Chatbots, which use artificial intelligence to simulate human conversation through voice commands or text chats, incur almost zero marginal costs and can outsell some human employees by four times, so why aren’t they used more often? According to new research, the main contributor is customer pushback.
Service industry outlets like American Eagle Outfitters and Domino’s Pizza use chatbots, as well as online services like Amazon and eBay. The machines don’t have “bad days” and never get frustrated or tired like humans, and they can save money for consumers, but new research in the INFORMS journal Marketing Science says if customers know about the chatbot before purchasing, sales rates decline by more than 79.7%.
The study authors, Xueming Luo and Siliang Tong (both of Temple University), Zheng Fang of Sichuan University, and Zhe Qu of Fudan University, targeted 6,000 customers from a financial services company.
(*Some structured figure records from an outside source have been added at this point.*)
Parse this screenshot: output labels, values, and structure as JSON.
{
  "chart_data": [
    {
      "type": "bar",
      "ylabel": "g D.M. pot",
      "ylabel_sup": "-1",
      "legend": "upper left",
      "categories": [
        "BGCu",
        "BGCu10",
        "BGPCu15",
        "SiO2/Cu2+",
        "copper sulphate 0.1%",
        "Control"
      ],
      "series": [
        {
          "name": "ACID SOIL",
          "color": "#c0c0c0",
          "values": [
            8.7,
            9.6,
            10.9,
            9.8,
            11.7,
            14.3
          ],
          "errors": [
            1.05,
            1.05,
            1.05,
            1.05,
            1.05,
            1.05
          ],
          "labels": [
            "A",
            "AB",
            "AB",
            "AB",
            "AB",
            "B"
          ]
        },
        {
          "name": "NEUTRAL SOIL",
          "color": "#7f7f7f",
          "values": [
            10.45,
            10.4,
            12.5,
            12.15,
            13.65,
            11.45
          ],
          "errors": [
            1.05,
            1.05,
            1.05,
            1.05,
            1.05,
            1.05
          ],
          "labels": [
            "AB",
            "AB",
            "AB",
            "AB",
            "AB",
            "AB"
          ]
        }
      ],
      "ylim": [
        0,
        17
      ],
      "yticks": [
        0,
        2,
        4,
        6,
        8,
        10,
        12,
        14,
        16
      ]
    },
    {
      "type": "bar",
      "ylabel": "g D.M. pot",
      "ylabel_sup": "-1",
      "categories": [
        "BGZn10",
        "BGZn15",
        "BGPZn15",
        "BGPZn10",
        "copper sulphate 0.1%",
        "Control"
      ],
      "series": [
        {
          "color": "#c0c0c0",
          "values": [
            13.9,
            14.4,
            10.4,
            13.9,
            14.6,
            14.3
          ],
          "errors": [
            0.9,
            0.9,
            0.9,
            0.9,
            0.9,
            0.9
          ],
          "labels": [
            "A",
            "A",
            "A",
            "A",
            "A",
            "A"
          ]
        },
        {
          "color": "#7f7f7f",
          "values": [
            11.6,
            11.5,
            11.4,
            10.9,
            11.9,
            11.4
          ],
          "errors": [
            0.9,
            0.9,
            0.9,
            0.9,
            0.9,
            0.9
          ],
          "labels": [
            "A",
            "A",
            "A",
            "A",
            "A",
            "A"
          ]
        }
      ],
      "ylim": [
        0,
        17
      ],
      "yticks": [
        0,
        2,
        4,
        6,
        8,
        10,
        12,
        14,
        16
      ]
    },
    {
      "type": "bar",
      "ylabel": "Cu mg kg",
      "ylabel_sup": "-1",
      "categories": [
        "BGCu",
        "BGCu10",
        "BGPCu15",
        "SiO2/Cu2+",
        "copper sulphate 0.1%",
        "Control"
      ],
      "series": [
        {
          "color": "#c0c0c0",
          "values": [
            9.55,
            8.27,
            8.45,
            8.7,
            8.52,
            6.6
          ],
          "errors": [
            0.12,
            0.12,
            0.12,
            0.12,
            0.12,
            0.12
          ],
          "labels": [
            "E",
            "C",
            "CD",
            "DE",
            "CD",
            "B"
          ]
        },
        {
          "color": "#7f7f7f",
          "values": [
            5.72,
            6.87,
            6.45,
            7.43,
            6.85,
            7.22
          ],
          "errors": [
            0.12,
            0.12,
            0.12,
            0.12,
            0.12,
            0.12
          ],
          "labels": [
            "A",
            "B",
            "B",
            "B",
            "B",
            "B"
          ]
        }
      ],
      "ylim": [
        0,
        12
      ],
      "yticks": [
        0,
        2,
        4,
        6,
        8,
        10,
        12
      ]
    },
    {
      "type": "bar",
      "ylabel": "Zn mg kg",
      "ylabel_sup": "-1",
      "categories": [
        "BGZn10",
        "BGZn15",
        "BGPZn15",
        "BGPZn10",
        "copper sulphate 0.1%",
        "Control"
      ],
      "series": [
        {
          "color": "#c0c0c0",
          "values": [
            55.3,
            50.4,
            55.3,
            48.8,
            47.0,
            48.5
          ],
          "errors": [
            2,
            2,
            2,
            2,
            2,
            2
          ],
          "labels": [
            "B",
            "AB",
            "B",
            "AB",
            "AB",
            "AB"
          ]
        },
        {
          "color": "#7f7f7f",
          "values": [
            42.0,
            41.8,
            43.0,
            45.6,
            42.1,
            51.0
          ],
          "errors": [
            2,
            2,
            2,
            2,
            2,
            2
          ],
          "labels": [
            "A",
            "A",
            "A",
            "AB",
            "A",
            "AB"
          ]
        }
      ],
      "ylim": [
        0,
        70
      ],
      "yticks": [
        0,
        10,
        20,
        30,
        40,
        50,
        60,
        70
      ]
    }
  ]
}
They were randomly assigned to either humans or chatbots, and disclosure of the bots varied from not telling the consumer at all, to telling them at the beginning of the conversation or after the conversation, or telling them after they’d purchased something.
“Our findings show when people don’t know about the use of artificial intelligence (AI) chatbots they are four times more effective at selling products than inexperienced workers, but when customers know the conversational partner is not a human, they are curt and purchase less because they think the bot is less knowledgeable and less empathetic,” said Luo, a professor and Charles Gilliland Distinguished Chair at Temple University.
“Chatbots offer enhanced technological benefits, reduced customer hassle costs and increased consumer welfare (offering the product at lower cost because bots save money on labor),” added Luo. “This data empowers marketers to target certain customer segments to cultivate customer trust in chatbots.”